Motivated by the energetic and environmental relevance of methane clathrates, highly accurate ab initio potential energy surfaces (PESs) have been developed for the three possible dimers of the methane and water molecules: (H₂O)₂, CH₄·H₂O, and (CH₄)₂. While only a single monomer geometry was used for each monomer in the ab initio calculations, the PES parameterization makes it possible to produce distinct surfaces for all isotopologues within the rigid-monomer approximation. The PESs were fitted to computations at the frozen-core coupled-cluster level with single, double, and non-iterative triple excitations, employing basis sets of augmented triple- and quadruple-zeta quality plus bond functions, followed by extrapolations to the complete basis set limit.
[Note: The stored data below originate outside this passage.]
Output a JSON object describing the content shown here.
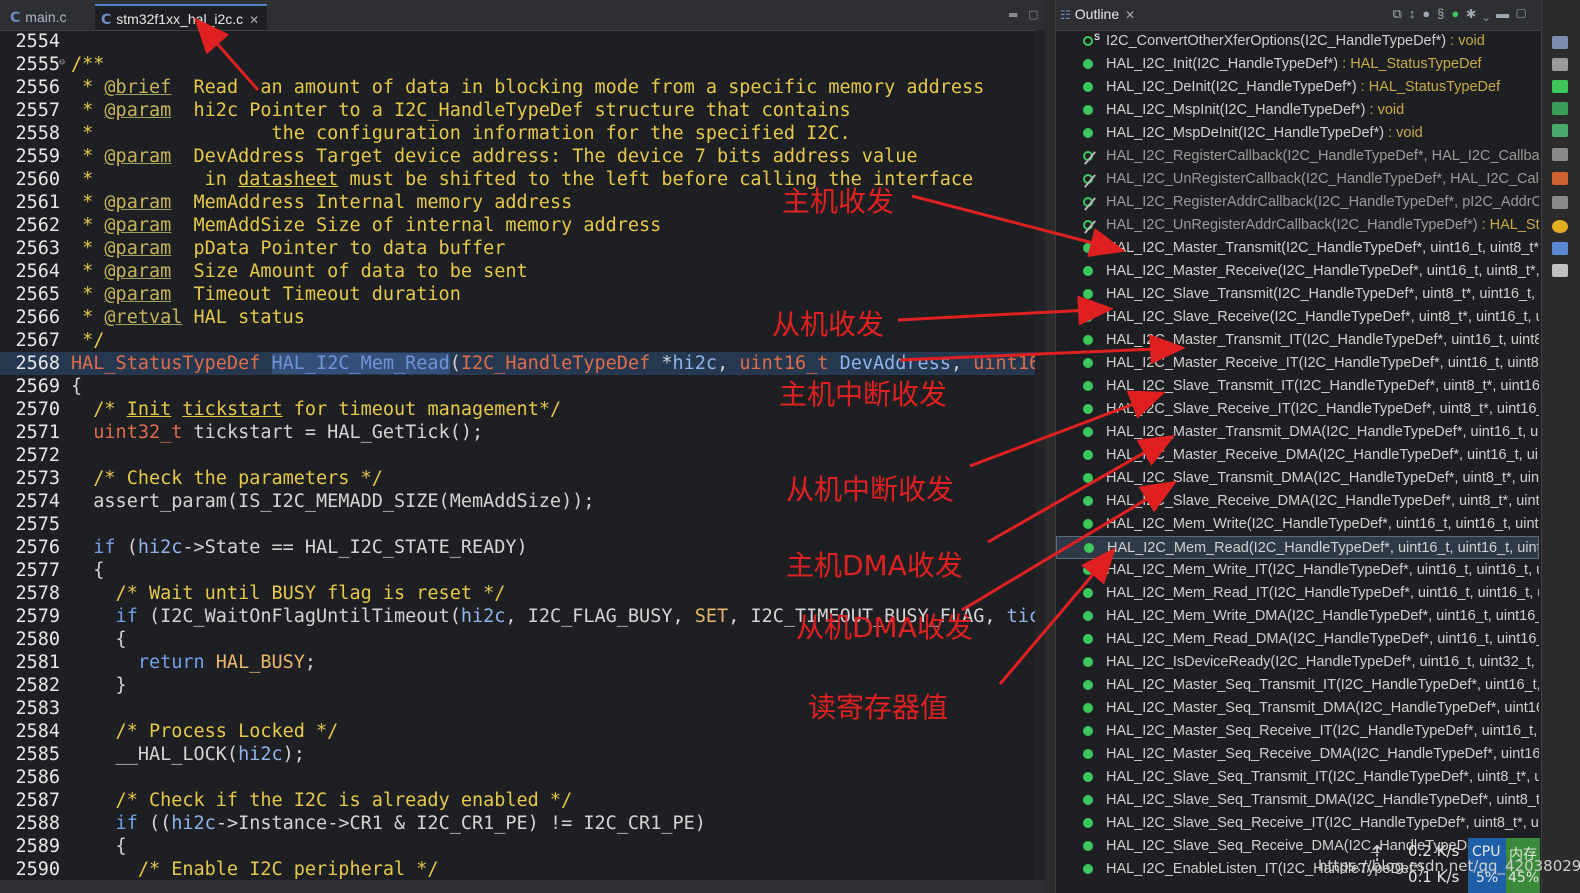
{
  "tabs": [
    {
      "label": "main.c"
    },
    {
      "label": "stm32f1xx_hal_i2c.c",
      "close": "✕"
    }
  ],
  "code_lines": [
    {
      "n": "2554"
    },
    {
      "n": "2555"
    },
    {
      "n": "2556"
    },
    {
      "n": "2557"
    },
    {
      "n": "2558"
    },
    {
      "n": "2559"
    },
    {
      "n": "2560"
    },
    {
      "n": "2561"
    },
    {
      "n": "2562"
    },
    {
      "n": "2563"
    },
    {
      "n": "2564"
    },
    {
      "n": "2565"
    },
    {
      "n": "2566"
    },
    {
      "n": "2567"
    },
    {
      "n": "2568"
    },
    {
      "n": "2569"
    },
    {
      "n": "2570"
    },
    {
      "n": "2571"
    },
    {
      "n": "2572"
    },
    {
      "n": "2573"
    },
    {
      "n": "2574"
    },
    {
      "n": "2575"
    },
    {
      "n": "2576"
    },
    {
      "n": "2577"
    },
    {
      "n": "2578"
    },
    {
      "n": "2579"
    },
    {
      "n": "2580"
    },
    {
      "n": "2581"
    },
    {
      "n": "2582"
    },
    {
      "n": "2583"
    },
    {
      "n": "2584"
    },
    {
      "n": "2585"
    },
    {
      "n": "2586"
    },
    {
      "n": "2587"
    },
    {
      "n": "2588"
    },
    {
      "n": "2589"
    },
    {
      "n": "2590"
    }
  ],
  "code": {
    "l2555": "/**",
    "l2556a": " * ",
    "l2556t": "@brief",
    "l2556b": "  Read  an amount of data in blocking mode from a specific memory address",
    "l2557a": " * ",
    "l2557t": "@param",
    "l2557b": "  hi2c Pointer to a I2C_HandleTypeDef structure that contains",
    "l2558": " *                the configuration information for the specified I2C.",
    "l2559a": " * ",
    "l2559t": "@param",
    "l2559b": "  DevAddress Target device address: The device 7 bits address value",
    "l2560a": " *          in ",
    "l2560u": "datasheet",
    "l2560b": " must be shifted to the left before calling the interface",
    "l2561a": " * ",
    "l2561t": "@param",
    "l2561b": "  MemAddress Internal memory address",
    "l2562a": " * ",
    "l2562t": "@param",
    "l2562b": "  MemAddSize Size of internal memory address",
    "l2563a": " * ",
    "l2563t": "@param",
    "l2563b": "  pData Pointer to data buffer",
    "l2564a": " * ",
    "l2564t": "@param",
    "l2564b": "  Size Amount of data to be sent",
    "l2565a": " * ",
    "l2565t": "@param",
    "l2565b": "  Timeout Timeout duration",
    "l2566a": " * ",
    "l2566t": "@retval",
    "l2566b": " HAL status",
    "l2567": " */",
    "l2568_type": "HAL_StatusTypeDef",
    "l2568_fn": "HAL_I2C_Mem_Read",
    "l2568_p1": "(",
    "l2568_t1": "I2C_HandleTypeDef",
    "l2568_p2": " *",
    "l2568_v1": "hi2c",
    "l2568_p3": ", ",
    "l2568_t2": "uint16_t",
    "l2568_p4": " ",
    "l2568_v2": "DevAddress",
    "l2568_p5": ", ",
    "l2568_t3": "uint16_",
    "l2569": "{",
    "l2570a": "  /* ",
    "l2570u1": "Init",
    "l2570s": " ",
    "l2570u2": "tickstart",
    "l2570b": " for timeout management*/",
    "l2571_ty": "  uint32_t",
    "l2571_rest": " tickstart = HAL_GetTick();",
    "l2573": "  /* Check the parameters */",
    "l2574": "  assert_param(IS_I2C_MEMADD_SIZE(MemAddSize));",
    "l2576_kw": "  if",
    "l2576_a": " (",
    "l2576_v": "hi2c",
    "l2576_b": "->State == HAL_I2C_STATE_READY)",
    "l2577": "  {",
    "l2578": "    /* Wait until BUSY flag is reset */",
    "l2579_kw": "    if",
    "l2579_a": " (I2C_WaitOnFlagUntilTimeout(",
    "l2579_v": "hi2c",
    "l2579_b": ", I2C_FLAG_BUSY, ",
    "l2579_m": "SET",
    "l2579_c": ", I2C_TIMEOUT_BUSY_FLAG, ",
    "l2579_v2": "tick",
    "l2580": "    {",
    "l2581_kw": "      return",
    "l2581_m": " HAL_BUSY",
    "l2581_b": ";",
    "l2582": "    }",
    "l2584": "    /* Process Locked */",
    "l2585_a": "    __HAL_LOCK(",
    "l2585_v": "hi2c",
    "l2585_b": ");",
    "l2587": "    /* Check if the I2C is already enabled */",
    "l2588_kw": "    if",
    "l2588_a": " ((",
    "l2588_v": "hi2c",
    "l2588_b": "->Instance->CR1 & I2C_CR1_PE) != I2C_CR1_PE)",
    "l2589": "    {",
    "l2590": "      /* Enable I2C peripheral */"
  },
  "outline": {
    "title": "Outline",
    "items": [
      {
        "name": "I2C_ConvertOtherXferOptions(I2C_HandleTypeDef*)",
        "ret": " : void",
        "kind": "static"
      },
      {
        "name": "HAL_I2C_Init(I2C_HandleTypeDef*)",
        "ret": " : HAL_StatusTypeDef",
        "kind": "pub"
      },
      {
        "name": "HAL_I2C_DeInit(I2C_HandleTypeDef*)",
        "ret": " : HAL_StatusTypeDef",
        "kind": "pub"
      },
      {
        "name": "HAL_I2C_MspInit(I2C_HandleTypeDef*)",
        "ret": " : void",
        "kind": "pub"
      },
      {
        "name": "HAL_I2C_MspDeInit(I2C_HandleTypeDef*)",
        "ret": " : void",
        "kind": "pub"
      },
      {
        "name": "HAL_I2C_RegisterCallback(I2C_HandleTypeDef*, HAL_I2C_Callback",
        "ret": "",
        "kind": "inactive"
      },
      {
        "name": "HAL_I2C_UnRegisterCallback(I2C_HandleTypeDef*, HAL_I2C_Callb",
        "ret": "",
        "kind": "inactive"
      },
      {
        "name": "HAL_I2C_RegisterAddrCallback(I2C_HandleTypeDef*, pI2C_AddrCa",
        "ret": "",
        "kind": "inactive"
      },
      {
        "name": "HAL_I2C_UnRegisterAddrCallback(I2C_HandleTypeDef*)",
        "ret": " : HAL_Sta",
        "kind": "inactive"
      },
      {
        "name": "HAL_I2C_Master_Transmit(I2C_HandleTypeDef*, uint16_t, uint8_t*, u",
        "ret": "",
        "kind": "pub"
      },
      {
        "name": "HAL_I2C_Master_Receive(I2C_HandleTypeDef*, uint16_t, uint8_t*, u",
        "ret": "",
        "kind": "pub"
      },
      {
        "name": "HAL_I2C_Slave_Transmit(I2C_HandleTypeDef*, uint8_t*, uint16_t, ui",
        "ret": "",
        "kind": "pub"
      },
      {
        "name": "HAL_I2C_Slave_Receive(I2C_HandleTypeDef*, uint8_t*, uint16_t, uir",
        "ret": "",
        "kind": "pub"
      },
      {
        "name": "HAL_I2C_Master_Transmit_IT(I2C_HandleTypeDef*, uint16_t, uint8_t",
        "ret": "",
        "kind": "pub"
      },
      {
        "name": "HAL_I2C_Master_Receive_IT(I2C_HandleTypeDef*, uint16_t, uint8_t",
        "ret": "",
        "kind": "pub"
      },
      {
        "name": "HAL_I2C_Slave_Transmit_IT(I2C_HandleTypeDef*, uint8_t*, uint16_t",
        "ret": "",
        "kind": "pub"
      },
      {
        "name": "HAL_I2C_Slave_Receive_IT(I2C_HandleTypeDef*, uint8_t*, uint16_t)",
        "ret": "",
        "kind": "pub"
      },
      {
        "name": "HAL_I2C_Master_Transmit_DMA(I2C_HandleTypeDef*, uint16_t, uin",
        "ret": "",
        "kind": "pub"
      },
      {
        "name": "HAL_I2C_Master_Receive_DMA(I2C_HandleTypeDef*, uint16_t, uint",
        "ret": "",
        "kind": "pub"
      },
      {
        "name": "HAL_I2C_Slave_Transmit_DMA(I2C_HandleTypeDef*, uint8_t*, uint1",
        "ret": "",
        "kind": "pub"
      },
      {
        "name": "HAL_I2C_Slave_Receive_DMA(I2C_HandleTypeDef*, uint8_t*, uint1(",
        "ret": "",
        "kind": "pub"
      },
      {
        "name": "HAL_I2C_Mem_Write(I2C_HandleTypeDef*, uint16_t, uint16_t, uint1",
        "ret": "",
        "kind": "pub"
      },
      {
        "name": "HAL_I2C_Mem_Read(I2C_HandleTypeDef*, uint16_t, uint16_t, uint1",
        "ret": "",
        "kind": "pub",
        "selected": true
      },
      {
        "name": "HAL_I2C_Mem_Write_IT(I2C_HandleTypeDef*, uint16_t, uint16_t, ui",
        "ret": "",
        "kind": "pub"
      },
      {
        "name": "HAL_I2C_Mem_Read_IT(I2C_HandleTypeDef*, uint16_t, uint16_t, uir",
        "ret": "",
        "kind": "pub"
      },
      {
        "name": "HAL_I2C_Mem_Write_DMA(I2C_HandleTypeDef*, uint16_t, uint16_t",
        "ret": "",
        "kind": "pub"
      },
      {
        "name": "HAL_I2C_Mem_Read_DMA(I2C_HandleTypeDef*, uint16_t, uint16_t",
        "ret": "",
        "kind": "pub"
      },
      {
        "name": "HAL_I2C_IsDeviceReady(I2C_HandleTypeDef*, uint16_t, uint32_t, ui",
        "ret": "",
        "kind": "pub"
      },
      {
        "name": "HAL_I2C_Master_Seq_Transmit_IT(I2C_HandleTypeDef*, uint16_t, ui",
        "ret": "",
        "kind": "pub"
      },
      {
        "name": "HAL_I2C_Master_Seq_Transmit_DMA(I2C_HandleTypeDef*, uint16_",
        "ret": "",
        "kind": "pub"
      },
      {
        "name": "HAL_I2C_Master_Seq_Receive_IT(I2C_HandleTypeDef*, uint16_t, uir",
        "ret": "",
        "kind": "pub"
      },
      {
        "name": "HAL_I2C_Master_Seq_Receive_DMA(I2C_HandleTypeDef*, uint16_t",
        "ret": "",
        "kind": "pub"
      },
      {
        "name": "HAL_I2C_Slave_Seq_Transmit_IT(I2C_HandleTypeDef*, uint8_t*, uint",
        "ret": "",
        "kind": "pub"
      },
      {
        "name": "HAL_I2C_Slave_Seq_Transmit_DMA(I2C_HandleTypeDef*, uint8_t*,",
        "ret": "",
        "kind": "pub"
      },
      {
        "name": "HAL_I2C_Slave_Seq_Receive_IT(I2C_HandleTypeDef*, uint8_t*, uint",
        "ret": "",
        "kind": "pub"
      },
      {
        "name": "HAL_I2C_Slave_Seq_Receive_DMA(I2C_HandleTypeDef*, uint8_t*, u",
        "ret": "",
        "kind": "pub"
      },
      {
        "name": "HAL_I2C_EnableListen_IT(I2C_HandleTypeDef*)",
        "ret": "",
        "kind": "pub"
      }
    ]
  },
  "annotations": {
    "master_rxtx": "主机收发",
    "slave_rxtx": "从机收发",
    "master_it": "主机中断收发",
    "slave_it": "从机中断收发",
    "master_dma": "主机DMA收发",
    "slave_dma": "从机DMA收发",
    "read_reg": "读寄存器值"
  },
  "netmon": {
    "up": "0.2 K/s",
    "down": "0.1 K/s",
    "cpu_label": "CPU",
    "cpu": "5%",
    "mem_label": "内存",
    "mem": "45%"
  },
  "watermark": "https://blog.csdn.net/qq_42038029",
  "colors": {
    "accent_red": "#e02020",
    "status_green": "#3cc85a",
    "comment_yellow": "#e6c84a"
  }
}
The long-range parts of the PESs are computed using the asymptotic version of symmetry-adapted perturbation theory based on a density-functional description of the monomers. All PESs are polarizable, i.e., in cluster or condensed-phase applications they approximate many-body effects by the induced dipole polarization model. The PESs were developed in a fully automated procedure applying the autoPES method, which is used for the first time to generate near-spectroscopic quality surfaces. The stationary points (SPs) on the PESs have been determined and compared with literature data. For CH₄·H₂O, previously unknown SPs have been identified and the first detailed study of the (CH₄)₂ potential energy landscape has been carried out. The PESs were used in variational quantum nuclear motion computations. For the water dimer, the resulting vibrational transitions are in excellent agreement with available high-resolution spectroscopic data. For (CH₄)₂, the intermonomer vibrational states are reported for the first time.